Publishing, Part I

I thought it would be no big deal to toss my completed novel up on Amazon. Gazillions of other authors have done it. It can’t be that hard.

I had already finished the work of editing it, designing a cover, and releasing it into the world. This was just one more minor box to tick, so I could feel like I’d covered all the self-publishing bases. I figured there would be some annoying details to work out but nothing that couldn’t be settled in a day or two of concentrated effort.

I underestimated a bit. The novel is up there after a week of concentrated effort, not counting a couple weeks of prep beforehand. It might have taken me so long because I’m too detail-oriented and paranoid for my own good, so YMMV.

Here’s what I did:

Amazon gives you seven keywords or phrases (made up of two or three words) to help readers find your book. I made a few passes at this. My first try, I tried to think of words that I thought described my novel. Amazon suggested coming up with keywords for the setting, character roles, themes, and the tone of the story. I came up with some, but I didn’t know if they were the right choices.

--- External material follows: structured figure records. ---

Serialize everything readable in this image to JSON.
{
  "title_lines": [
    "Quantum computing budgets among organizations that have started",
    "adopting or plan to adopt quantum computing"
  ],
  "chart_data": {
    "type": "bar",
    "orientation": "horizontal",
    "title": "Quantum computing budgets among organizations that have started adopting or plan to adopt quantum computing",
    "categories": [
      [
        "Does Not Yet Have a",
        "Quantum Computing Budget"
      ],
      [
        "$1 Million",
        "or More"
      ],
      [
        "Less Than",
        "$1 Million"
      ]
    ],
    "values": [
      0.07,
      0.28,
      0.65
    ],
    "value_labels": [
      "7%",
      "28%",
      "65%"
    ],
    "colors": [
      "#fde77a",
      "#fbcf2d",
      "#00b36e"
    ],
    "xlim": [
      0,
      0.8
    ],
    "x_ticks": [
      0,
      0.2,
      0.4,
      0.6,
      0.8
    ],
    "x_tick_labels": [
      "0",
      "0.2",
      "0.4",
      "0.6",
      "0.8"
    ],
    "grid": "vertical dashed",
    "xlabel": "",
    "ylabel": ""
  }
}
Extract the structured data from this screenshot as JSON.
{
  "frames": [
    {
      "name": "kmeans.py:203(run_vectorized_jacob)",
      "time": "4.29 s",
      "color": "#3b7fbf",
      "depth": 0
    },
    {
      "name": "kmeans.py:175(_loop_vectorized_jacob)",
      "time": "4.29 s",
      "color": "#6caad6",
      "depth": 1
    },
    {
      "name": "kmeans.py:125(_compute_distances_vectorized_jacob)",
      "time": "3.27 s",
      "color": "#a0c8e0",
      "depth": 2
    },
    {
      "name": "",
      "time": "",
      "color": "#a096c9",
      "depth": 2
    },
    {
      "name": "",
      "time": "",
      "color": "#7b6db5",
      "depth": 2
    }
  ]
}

I read a few different blog posts and articles on ways to optimize your keyword selection. A lot of the things I read were gimmicky and seemed designed to get me to buy the author’s book listing all the things you need to know about publishing on Amazon.

One strategy actually did help me, however. A few posts recommended typing each keyword from the list I created into Amazon’s search bar. If you type slowly enough, you get suggestions from Amazon about what they think you are trying to type in. The results really helped me refine my keywords. For example, instead of just using “Antarctica” as a keyword, I used “Antarctica fiction,” and instead of “suspense novels,” I used “suspense thrillers,” based on the Amazon search bar suggestions.

I spent a lot of time with the categories section of the Kindle Direct Publishing How To Guide, trying to decide if my book was more of a science fiction mystery, thriller, or action/adventure. I had two categories all picked out, but when it came time to enter them, the selections were organized differently than the KDP chart suggested they would be.

It turned out to be more useful to look up novels I thought my novel could hang with category-wise, and scroll down to the section where they list “Product Details.” In that section, below the page count, publisher, and language, are the categories for “Amazon Best Sellers Rank.” These categories more obviously matched up with the category selection part of the metadata entry section.

Amazon provides a checklist for sections it recommends you include for the front matter and back matter of your novel: title page, copyright page, and dedication. I added an “about the author” section after looking at the e-books of a few authors I like.

I use Scrivener to write fiction, and its “Compile” function has made it easy for me to export manuscripts in multiple e-book formats, including MOBI files, which Amazon accepts for upload in KDP. As straightforward as I thought this would be, it was the part of the process that took longer than anything else.

When I released the novel as episodes, I ran into a problem with the indents I wanted corrected before I uploaded to Amazon. Some of the chapters’ indentations were further in than others. There seemed to be no rhyme or reason to the weird indent distribution. I don’t think it was a problem with Scrivener, I just think when I imported some chapter revisions, the indents didn’t sync with the rest of the manuscript.

This translated into me going through the whole manuscript, line by line, and correcting the deeper indents. I cursed the amount of dialogue in my novel on those eye-bleeding days of click-delete-click-delete monotony.

Then I discovered the weird indent had also mucked with about half of the chapter titles’ ability to be centered on the page. That realization added on a few hours of click-scoot tiny margin triangle over-click-delete to my task list.

When I got through the last of the Indent Crisis, I compiled into a mobi file and looked at it in Amazon’s Kindle viewer to make sure all my formatting corrections were good. I clicked every weblink I included and made sure the table of contents links actually took you where they said they would.

Even with all of my scouring, Amazon found three misspellings in my manuscript when I loaded it into their system. I wouldn’t recommend relying on their screening program to do your spellchecking, but it is a pretty nice feature I wasn’t expecting and was grateful to have.